Кагр глухо зарычал и сплюнул. Ликка очнулась – не до конца, но немного пришла в себя. Она поскорей подалась ближе к Кагру: демон войны явно не испытывал растерянности и был скорей озлоблен, чем удивлён. Кагр запихнул её себе за спину.

— Это ирсирра! – рявкнул он, скалясь. – Клянусь кнутом, это ирсирра! Что за дерьмо?! Их всех убили!

— Этого не может быть, — отрешённо повторил Улс–Цем.

Кагр ткнул его кулаком в плечо.

— Думай, аналитик! Откуда он взялся?! Сожри меня Безликая, кто это?

Лицо Улс–Цема ничего не выражало. Крылатый силуэт небесного полководца пламенел в сумерках, Улс–Цем смотрел на него и не отводил взгляда.

— Ну! – прикрикнул Кагр.

— Я не знаю, как это могло случиться, — ровно сказал Улс–Цем. – Перед нами Тауриль Военачальник. Он ещё не достиг полной мощи, но уже вернул себе крылья и меч. Когда он возвратится полностью, никто из нас не справится с ним в открытом бою. Всего этого просто не может быть. Тауриль мёртв. Убит много тысячелетий назад, ещё до дисфункции Систем. И даже тогда это было нам не под силу. Его сразил Арсиэль.

— Он жив, — прорычал Кагр. – И собирается брать реванш.

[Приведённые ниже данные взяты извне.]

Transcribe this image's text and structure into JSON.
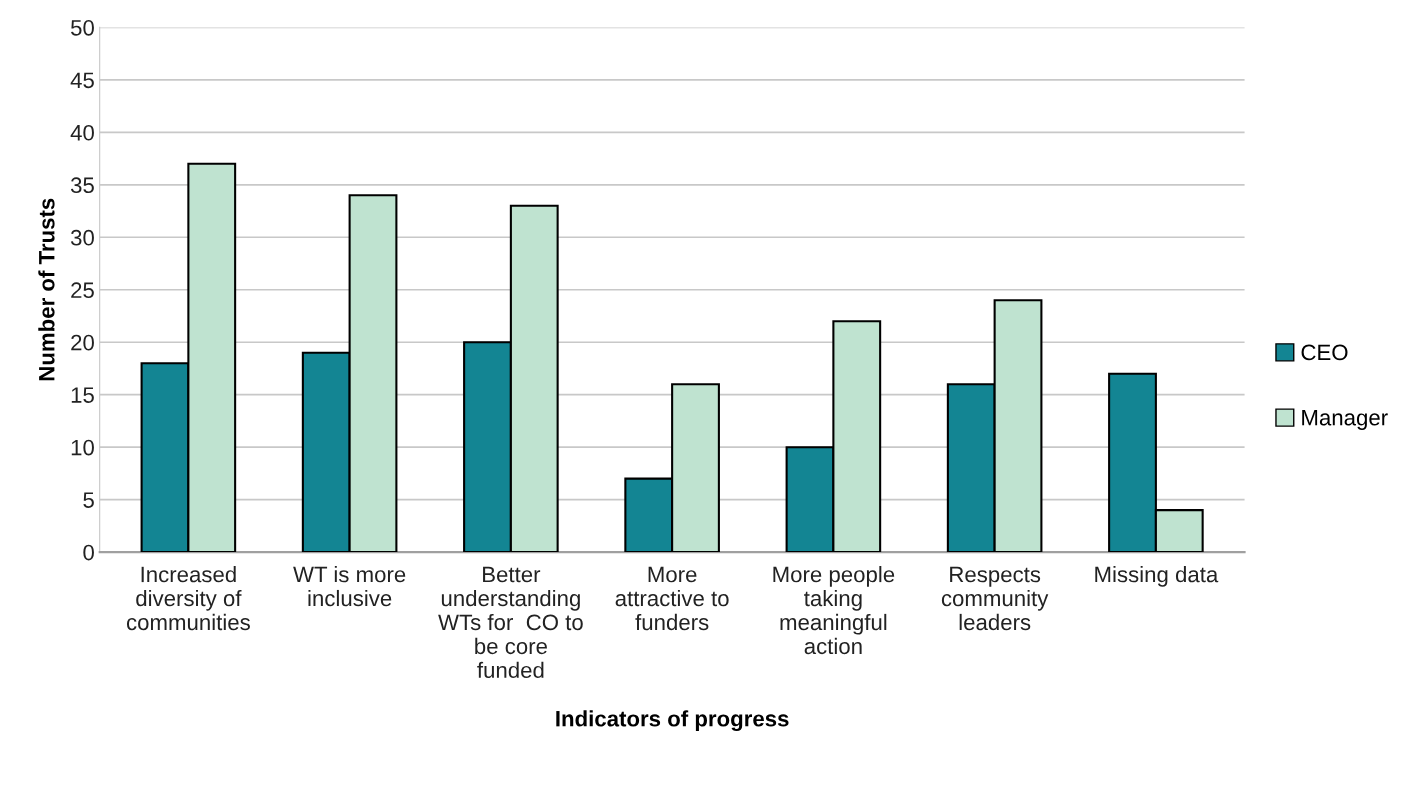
{
  "chart_data": {
    "type": "bar",
    "xlabel": "Indicators of progress",
    "ylabel": "Number of Trusts",
    "categories": [
      "Increased\ndiversity of\ncommunities",
      "WT is more\ninclusive",
      "Better\nunderstanding\nWTs for  CO to\nbe core\nfunded",
      "More\nattractive to\nfunders",
      "More people\ntaking\nmeaningful\naction",
      "Respects\ncommunity\nleaders",
      "Missing data"
    ],
    "series": [
      {
        "name": "CEO",
        "color": "#138593",
        "values": [
          18,
          19,
          20,
          7,
          10,
          16,
          17
        ]
      },
      {
        "name": "Manager",
        "color": "#bfe3d0",
        "values": [
          37,
          34,
          33,
          16,
          22,
          24,
          4
        ]
      }
    ],
    "ylim": [
      0,
      50
    ],
    "yticks": [
      0,
      5,
      10,
      15,
      20,
      25,
      30,
      35,
      40,
      45,
      50
    ],
    "grid": "y",
    "legend": "right"
  }
}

Огромные крылья ирсирры поднялись и опустились с невероятной лёгкостью. Золотое сияние, как вода, стекало по стенам арколога. Тауриль взмыл в небо. В его руке сверкал меч. Ликка беззвучно вскрикнула.

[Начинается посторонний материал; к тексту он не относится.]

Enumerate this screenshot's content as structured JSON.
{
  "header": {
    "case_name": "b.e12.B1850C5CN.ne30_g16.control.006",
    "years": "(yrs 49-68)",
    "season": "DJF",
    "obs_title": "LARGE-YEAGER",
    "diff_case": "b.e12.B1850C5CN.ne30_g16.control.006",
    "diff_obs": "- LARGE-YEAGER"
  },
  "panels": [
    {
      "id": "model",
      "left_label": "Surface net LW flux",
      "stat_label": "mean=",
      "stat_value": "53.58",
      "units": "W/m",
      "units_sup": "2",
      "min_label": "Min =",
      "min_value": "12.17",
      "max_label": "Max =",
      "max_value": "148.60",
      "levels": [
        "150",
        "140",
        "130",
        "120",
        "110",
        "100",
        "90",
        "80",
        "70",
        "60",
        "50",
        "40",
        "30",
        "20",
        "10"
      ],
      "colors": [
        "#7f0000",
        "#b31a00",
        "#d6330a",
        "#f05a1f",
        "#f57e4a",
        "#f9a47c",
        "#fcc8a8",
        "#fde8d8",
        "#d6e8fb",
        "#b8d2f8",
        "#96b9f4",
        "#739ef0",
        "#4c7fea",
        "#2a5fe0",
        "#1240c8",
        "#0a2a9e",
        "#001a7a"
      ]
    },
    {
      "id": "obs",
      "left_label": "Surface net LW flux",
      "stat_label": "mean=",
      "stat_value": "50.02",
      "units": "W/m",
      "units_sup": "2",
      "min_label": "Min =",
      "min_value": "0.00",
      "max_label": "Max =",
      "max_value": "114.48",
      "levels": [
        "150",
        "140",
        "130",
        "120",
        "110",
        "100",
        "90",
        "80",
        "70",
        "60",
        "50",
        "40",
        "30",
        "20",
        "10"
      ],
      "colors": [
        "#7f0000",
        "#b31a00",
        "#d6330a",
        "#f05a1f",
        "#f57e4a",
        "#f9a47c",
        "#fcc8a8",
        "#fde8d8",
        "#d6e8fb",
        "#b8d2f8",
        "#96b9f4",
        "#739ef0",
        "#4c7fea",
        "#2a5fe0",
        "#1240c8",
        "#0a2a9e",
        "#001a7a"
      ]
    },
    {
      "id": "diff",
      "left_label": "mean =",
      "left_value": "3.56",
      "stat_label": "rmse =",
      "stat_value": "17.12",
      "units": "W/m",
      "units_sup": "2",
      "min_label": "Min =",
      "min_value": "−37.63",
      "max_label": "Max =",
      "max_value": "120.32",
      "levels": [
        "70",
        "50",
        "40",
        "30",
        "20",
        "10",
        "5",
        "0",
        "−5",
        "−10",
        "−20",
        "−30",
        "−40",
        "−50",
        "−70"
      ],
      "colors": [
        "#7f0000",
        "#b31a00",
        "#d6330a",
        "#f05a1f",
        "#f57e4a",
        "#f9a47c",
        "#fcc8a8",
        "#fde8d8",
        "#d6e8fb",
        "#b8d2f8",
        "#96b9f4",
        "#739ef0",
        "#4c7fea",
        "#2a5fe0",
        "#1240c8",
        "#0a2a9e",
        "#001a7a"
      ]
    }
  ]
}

— Вы двое, — процедил Кагр сквозь зубы, — назад.

Облик его стремительно менялся, возвращаясь к настройкам по умолчанию. Наконец пустырь содрогнулся. Глухой удар отдался эхом, сухая почва пошла трещинами, с бетонного мусора посыпалась крошка. Ударив копытом в землю, Кагр метнулся вверх, навстречу блистающему ирсирре. За спиной демона войны развернулись огненные полотнища, в следующий миг из них сформировались иные крылья – алые, перепончатые, с когтями на сгибах суставов.

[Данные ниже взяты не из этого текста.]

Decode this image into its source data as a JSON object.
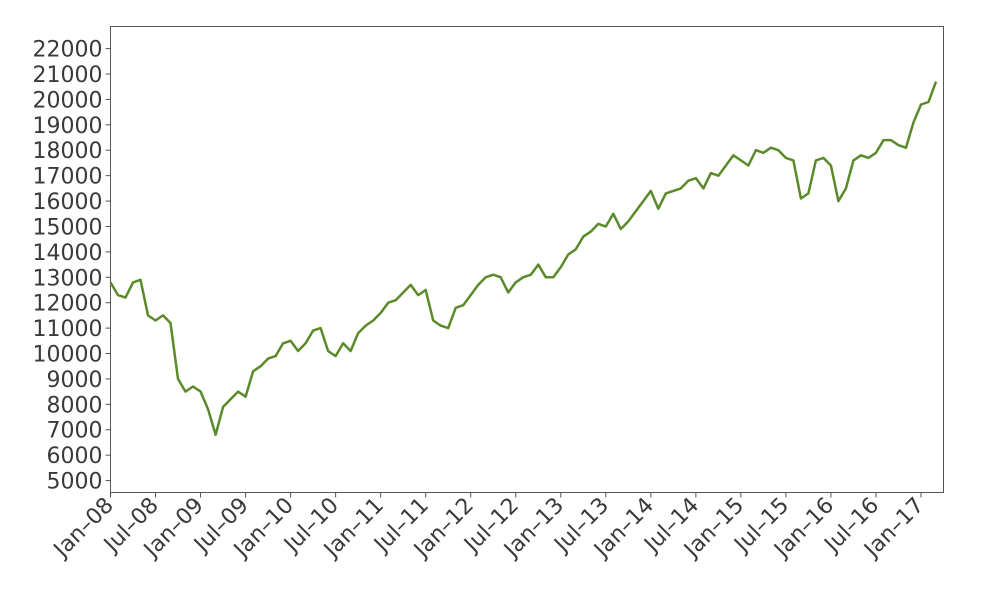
{
  "chart_data": {
    "type": "line",
    "x": [
      "2008-01",
      "2008-02",
      "2008-03",
      "2008-04",
      "2008-05",
      "2008-06",
      "2008-07",
      "2008-08",
      "2008-09",
      "2008-10",
      "2008-11",
      "2008-12",
      "2009-01",
      "2009-02",
      "2009-03",
      "2009-04",
      "2009-05",
      "2009-06",
      "2009-07",
      "2009-08",
      "2009-09",
      "2009-10",
      "2009-11",
      "2009-12",
      "2010-01",
      "2010-02",
      "2010-03",
      "2010-04",
      "2010-05",
      "2010-06",
      "2010-07",
      "2010-08",
      "2010-09",
      "2010-10",
      "2010-11",
      "2010-12",
      "2011-01",
      "2011-02",
      "2011-03",
      "2011-04",
      "2011-05",
      "2011-06",
      "2011-07",
      "2011-08",
      "2011-09",
      "2011-10",
      "2011-11",
      "2011-12",
      "2012-01",
      "2012-02",
      "2012-03",
      "2012-04",
      "2012-05",
      "2012-06",
      "2012-07",
      "2012-08",
      "2012-09",
      "2012-10",
      "2012-11",
      "2012-12",
      "2013-01",
      "2013-02",
      "2013-03",
      "2013-04",
      "2013-05",
      "2013-06",
      "2013-07",
      "2013-08",
      "2013-09",
      "2013-10",
      "2013-11",
      "2013-12",
      "2014-01",
      "2014-02",
      "2014-03",
      "2014-04",
      "2014-05",
      "2014-06",
      "2014-07",
      "2014-08",
      "2014-09",
      "2014-10",
      "2014-11",
      "2014-12",
      "2015-01",
      "2015-02",
      "2015-03",
      "2015-04",
      "2015-05",
      "2015-06",
      "2015-07",
      "2015-08",
      "2015-09",
      "2015-10",
      "2015-11",
      "2015-12",
      "2016-01",
      "2016-02",
      "2016-03",
      "2016-04",
      "2016-05",
      "2016-06",
      "2016-07",
      "2016-08",
      "2016-09",
      "2016-10",
      "2016-11",
      "2016-12",
      "2017-01",
      "2017-02",
      "2017-03"
    ],
    "series": [
      {
        "color": "#5a8a2a",
        "values": [
          12800,
          12300,
          12200,
          12800,
          12900,
          11500,
          11300,
          11500,
          11200,
          9000,
          8500,
          8700,
          8500,
          7800,
          6800,
          7900,
          8200,
          8500,
          8300,
          9300,
          9500,
          9800,
          9900,
          10400,
          10500,
          10100,
          10400,
          10900,
          11000,
          10100,
          9900,
          10400,
          10100,
          10800,
          11100,
          11300,
          11600,
          12000,
          12100,
          12400,
          12700,
          12300,
          12500,
          11300,
          11100,
          11000,
          11800,
          11900,
          12300,
          12700,
          13000,
          13100,
          13000,
          12400,
          12800,
          13000,
          13100,
          13500,
          13000,
          13000,
          13400,
          13900,
          14100,
          14600,
          14800,
          15100,
          15000,
          15500,
          14900,
          15200,
          15600,
          16000,
          16400,
          15700,
          16300,
          16400,
          16500,
          16800,
          16900,
          16500,
          17100,
          17000,
          17400,
          17800,
          17600,
          17400,
          18000,
          17900,
          18100,
          18000,
          17700,
          17600,
          16100,
          16300,
          17600,
          17700,
          17400,
          16000,
          16500,
          17600,
          17800,
          17700,
          17900,
          18400,
          18400,
          18200,
          18100,
          19100,
          19800,
          19900,
          20700
        ]
      }
    ],
    "xlim": [
      "2008-01",
      "2017-04"
    ],
    "xticks": [
      {
        "value": "2008-01",
        "label": "Jan–08"
      },
      {
        "value": "2008-07",
        "label": "Jul–08"
      },
      {
        "value": "2009-01",
        "label": "Jan–09"
      },
      {
        "value": "2009-07",
        "label": "Jul–09"
      },
      {
        "value": "2010-01",
        "label": "Jan–10"
      },
      {
        "value": "2010-07",
        "label": "Jul–10"
      },
      {
        "value": "2011-01",
        "label": "Jan–11"
      },
      {
        "value": "2011-07",
        "label": "Jul–11"
      },
      {
        "value": "2012-01",
        "label": "Jan–12"
      },
      {
        "value": "2012-07",
        "label": "Jul–12"
      },
      {
        "value": "2013-01",
        "label": "Jan–13"
      },
      {
        "value": "2013-07",
        "label": "Jul–13"
      },
      {
        "value": "2014-01",
        "label": "Jan–14"
      },
      {
        "value": "2014-07",
        "label": "Jul–14"
      },
      {
        "value": "2015-01",
        "label": "Jan–15"
      },
      {
        "value": "2015-07",
        "label": "Jul–15"
      },
      {
        "value": "2016-01",
        "label": "Jan–16"
      },
      {
        "value": "2016-07",
        "label": "Jul–16"
      },
      {
        "value": "2017-01",
        "label": "Jan–17"
      }
    ],
    "ylim": [
      4530,
      22870
    ],
    "yticks": [
      5000,
      6000,
      7000,
      8000,
      9000,
      10000,
      11000,
      12000,
      13000,
      14000,
      15000,
      16000,
      17000,
      18000,
      19000,
      20000,
      21000,
      22000
    ]
  }
}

Долю секунды ирсирра хладнокровно созерцал противника, недвижный в темнеющей вышине. Потом вошёл в пике, занося меч.

Кагр расхохотался.

Огненный кнут с жутким свистом рассёк воздух. Очертания его менялись: щупальце, лапа, цепь, молния. Текучий язык пламени охватил ирсирру наискось через грудь, сжал и отшвырнул. Тауриль с грохотом врезался в стену арколога. Оконные стёкла и облицовка разлетелись тучей осколков. Казалось, сила удара должна была переломать ирсирре все кости. В действительности сломались разве что несколько перьев. Прекрасное лицо Военачальника озарилось улыбкой, он помедлил, прежде снова ринуться в бой. Его мощь возрастала с каждым мгновением. Несомненно, Тауриль ещё не полностью возвратился в реальность, но его манифестация была только вопросом времени. Стена арколога почернела, опалённая жаром его крыльев. Металлические детали плавились и стекали вниз.

Кагр поднялся выше. Кнут бешено извивался в его лапах. С обнажённых клыков падали капли пенящегося яда, глаза стали кроваво–алыми. Между тяжёлых рогов проскакивали искры. Когти на суставах крыльев сжимались и разжимались.

Он был обречён и знал это.

Тауриль взмахнул крыльями и вновь оказался в воздухе. Он сверкал, подобно живой звезде, и ещё ярче светился его смертоносный меч.

— Стоило допиться до белочки, чтоб такое увидеть! – восхищённо сказал Элиммерт Лейс.

Ликка видела, что Кагр больше не пытается атаковать. Демон метался в воздухе, увёртываясь от Тауриля. Каждый новый выпад Военачальника становился уверенней и точнее. Рана от кортика марйанне ещё могла оказаться несмертельной, хотя именно такая рана оборвала жизнь Тчайрэ… Но меч ирсирры был воплощённым гневом Господа Воинов. Таурилю хватило бы одного касания. И он это знал. Ирсирра не торопился. Спустя тысячелетия он вновь наслаждался праведной битвой.

— Я вмешаюсь, — сказал Улс–Цем, — но это будет бессмысленно. Я продержусь немногим дольше Кагра. Нам некуда отступать. Ты ошиблась, Ликка. Это самоубийство.

Ликка закусила губу. Её человеческое сердце бешено колотилось.

— Нет, — ответила она.

Отчего‑то именно сейчас, когда не было и не могло быть надежды, к Ликке вернулась вера.

В небе над её головой Тауриль Военачальник убивал Кагра.

— Верую в полное и безоговорочное прощение для всех преданных, — шептала Ликка. – Верую в очищение от скверны и освобождение разума, в перерождение сотворённой природы. Верую, что раз просиявшее сознание не угаснет, а преданному не будет испытания выше силы. Верую в нисхождение Всемилосердной.

Всемилосердная слышала.

На одном из балконов приплясывал Василёк Полохов – маленький, заспанный, лохматый, нелепый.

— Достаньте мне их! – орал он, тыкая пальцем в демонов. – Они мне нужны!